Passei minha vida que foi, todinha acompanhada do meu pai-avô João. Hoje ele ainda me acompanha e vocês vão ver porquê.
No jardim da praça onde morávamos, todas as manhãs, quem por ali passasse, veria um homem com uma vareta lisinha e um quase bebê que já andava e começava a falar. Ele riscava na areia da praça um A eu repetia. À noite, a aula continuava: na gigante mesa de madeira pura da copa, ele espalhava farinha de mandioca e com o indicador fazia um B. Eu, em seu colo, balançando as perninhas, repetia: Bê!
Cresci vendo-o no hall de casa, conversando com mendigos, loucos e dando moedas e balas ás crianças.
Quando ele dizia hum! (rum) queria demonstrar que não gostou, mas aceitava, ele aceitava tudo da vida: a alegria, com festa; a tristeza com resignação.
Lembro que certo dia, um recente namorado me chamou no portão, minha prima foi atendê-lo e voltou para me avisar. Meu vô foi em seguida, olhou para ele “de cima a baixo” e voltou murmurando “Rum”. Acontece que o rapaz trazia resquícios dos hippies: cabelo grande, sandália “sarga bunda”, bata branca meio encardida, calça folgada e meu vô, claro, não gostou. Mas mesmo assim o namoro foi em frente (mas isso o é outra estória).
O tempo passou e há muito o que contar, mas vou resumir.
Uma vez, chegando à noite, do trabalho vi uma mulher com um bebê sentada no passeio. Pediu que eu fizesse um mingau para o filho que tinha dois meses. Aconteceu que meu vô a convidou a entrar e lá ela ficou até a criança ficar com quase um ano. Mas ele dizia:- um dia ela nos deixa e dias depois, quando acordamos não estavam mais lá, ele entristeceu, jogou fora o carrinho que comprou para o bebê e seguiu em frente.
Adoeceu com 85 anos, pela primeira vez, foi internado, operado. Certo dia entrei em seu apartamento, que estava cheio de crianças (como entraram ali, não sei). Coloquei-os para fora e ele disse: - não faça isso, minha filha, eles vieram buscar a moeda do dia (ele tinha uma bolsinha de brim cheia delas). Senti uma baita compaixão por ele e um enorme amor e sinto tudo igual a cada dia que lembro.
Depois da cirurgia, fomos ao Rio para o ano novo e ele disse: “esta é a primeira vez que vejo o sol nascer na praia, depois de ter bebido cerveja sem colarinho”. Ele era assim, seguia o mundo, adaptava-se a tudo o que acontecia.
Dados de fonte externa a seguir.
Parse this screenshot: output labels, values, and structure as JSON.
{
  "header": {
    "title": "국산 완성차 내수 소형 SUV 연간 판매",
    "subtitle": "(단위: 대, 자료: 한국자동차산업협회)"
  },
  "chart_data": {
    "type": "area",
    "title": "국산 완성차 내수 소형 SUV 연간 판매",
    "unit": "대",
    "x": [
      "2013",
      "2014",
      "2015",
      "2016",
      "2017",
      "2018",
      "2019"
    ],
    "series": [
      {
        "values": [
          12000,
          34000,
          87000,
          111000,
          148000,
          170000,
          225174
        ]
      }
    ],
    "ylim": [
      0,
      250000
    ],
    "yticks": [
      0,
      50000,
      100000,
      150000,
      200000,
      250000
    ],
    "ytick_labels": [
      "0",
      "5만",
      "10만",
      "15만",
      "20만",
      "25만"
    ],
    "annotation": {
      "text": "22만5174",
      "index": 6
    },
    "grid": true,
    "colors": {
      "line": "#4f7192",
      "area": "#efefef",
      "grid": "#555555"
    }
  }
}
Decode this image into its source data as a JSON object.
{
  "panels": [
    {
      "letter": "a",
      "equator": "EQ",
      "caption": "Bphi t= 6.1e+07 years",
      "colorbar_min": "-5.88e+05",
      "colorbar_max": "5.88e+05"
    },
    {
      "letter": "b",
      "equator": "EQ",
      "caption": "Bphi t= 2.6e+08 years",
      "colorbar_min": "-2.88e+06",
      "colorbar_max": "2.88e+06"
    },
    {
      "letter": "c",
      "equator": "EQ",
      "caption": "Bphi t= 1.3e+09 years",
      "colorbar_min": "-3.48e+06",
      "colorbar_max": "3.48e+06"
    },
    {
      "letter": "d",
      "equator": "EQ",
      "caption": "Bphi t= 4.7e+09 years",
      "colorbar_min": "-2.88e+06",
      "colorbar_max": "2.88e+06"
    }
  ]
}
Quando voltamos, uma vizinha me confidenciou que minha prima estava grávida. Como contar a ele? Esperei uma ocasião: - Vô, tenho uma coisa para lhe dizer:
– Já sei. Ela está grávida, é mais uma pedra em meu telhado, disse.
Ele adivinhava, profetizava, amava, perdoava, compreendia, aceitava. Mas sofria.
Certa vez um importante documento desapareceu do meu local de trabalho. Reviramos tudo e ele TINHA que aparecer. Cheguei triste e cansada em casa. Ele ouviu tudo e disse: amanhã ele vai estar dentro da sua gaveta.
E não é que estava?
Nem tudo o que ele me ensinou sempre faço, mas jamais esquecerei aqueles lisos, macios e alvos cabelos.